EABC Chairman Felix Mosha said the lack of appropriate policies has caused the continent to suffer some of the lowest energy outputs in the world. East Africa has the lowest access to electrical power of all other sub-regions on the continent. The provision of energy in the region stands at an average of 42 percent, while in rural areas the average falls to a mere 10 percent.
The demand for electricity in East Africa is expected to grow at approximately 5.3 percent per year until 2020. To meet these requirements, generation capacity would have to increase by 37.7 percent in Uganda, 96.4 percent in Kenya, 75.3 percent in Tanzania, 115 percent in Rwanda and over 300 percent in Burundi.
One of the major opportunities in the region is the potential for intraregional energy and trade integrations. “If cross-border interconnectors develop and ensure more power flows more readily across the region, then Rwanda, Sudan, Uganda and Tanzania could be positioned as net exporters of electricity, while Kenya and Burundi could operate as net importers”, says Joanita Roos, research analyst at Frost & Sullivan Africa.
Energy diversification is essential in order to meet future demand for energy. Energy supply in the region currently relies heavily on hydropower. Many countries in the region have suffered from power shortages due to ongoing years of drought and reduced hydropower production. The region therefore needs to identify incentives for the Private Sector to invest in Renewable Energy, including tax incentives.
The Chairman of the Tanzania Private Sector Foundation (TPSF), Dr Reginald Mengiemphasised that numerous countries in Africa are well endowed with natural resources, but do not exploit this potential. “When your country is awash with abundant sunshine and strong desert winds, it makes sense to harness the sun and wind as sources of power and that is just what African countries should do”, he said.
Forum participants agreed on the need for regulatory reforms in the Partner States to support the Renewable Energy Sector. The reform should be transparent and inclusive of all relevant stakeholders.
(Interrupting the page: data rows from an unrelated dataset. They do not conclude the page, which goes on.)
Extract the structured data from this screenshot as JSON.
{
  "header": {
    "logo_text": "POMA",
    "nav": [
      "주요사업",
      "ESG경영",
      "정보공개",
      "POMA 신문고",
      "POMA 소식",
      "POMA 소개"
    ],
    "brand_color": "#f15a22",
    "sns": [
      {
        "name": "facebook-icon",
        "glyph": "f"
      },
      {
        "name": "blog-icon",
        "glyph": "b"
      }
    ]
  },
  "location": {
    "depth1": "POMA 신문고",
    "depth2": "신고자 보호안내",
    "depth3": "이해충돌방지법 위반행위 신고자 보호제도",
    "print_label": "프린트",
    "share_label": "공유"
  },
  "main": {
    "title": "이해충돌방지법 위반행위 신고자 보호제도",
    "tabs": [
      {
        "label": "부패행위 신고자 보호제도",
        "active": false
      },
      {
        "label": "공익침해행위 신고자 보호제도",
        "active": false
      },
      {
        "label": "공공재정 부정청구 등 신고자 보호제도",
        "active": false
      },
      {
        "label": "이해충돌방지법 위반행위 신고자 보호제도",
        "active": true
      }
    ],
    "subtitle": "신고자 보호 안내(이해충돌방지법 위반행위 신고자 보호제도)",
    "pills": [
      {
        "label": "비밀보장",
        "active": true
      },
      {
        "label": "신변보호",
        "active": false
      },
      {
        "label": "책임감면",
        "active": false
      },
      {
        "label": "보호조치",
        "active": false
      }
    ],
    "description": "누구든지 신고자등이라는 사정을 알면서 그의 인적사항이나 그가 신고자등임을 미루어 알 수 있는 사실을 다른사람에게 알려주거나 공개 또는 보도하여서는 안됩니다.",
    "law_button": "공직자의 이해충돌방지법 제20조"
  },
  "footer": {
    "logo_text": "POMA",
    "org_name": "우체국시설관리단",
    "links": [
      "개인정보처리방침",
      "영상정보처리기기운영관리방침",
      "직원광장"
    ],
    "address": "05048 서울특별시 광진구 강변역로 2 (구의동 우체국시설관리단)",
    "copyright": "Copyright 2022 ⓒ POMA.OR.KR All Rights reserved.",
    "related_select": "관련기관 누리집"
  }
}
Concerns were raised on Government’s substantial budget allocation to diesel fuel generation and grid extension in general, with very little funds going towards improvement of biomass energy which is the primary source of energy for the rural population. The EAC Partner States were urged to agree on measures curbing the use of charcoal and firewood and to come up with alternatives.
The meeting furthermore discussed the possibility of establishing a Regional Platform for National Renewable Energy Associations. It was agreed that the Conference on Renewable Energy should be held annually.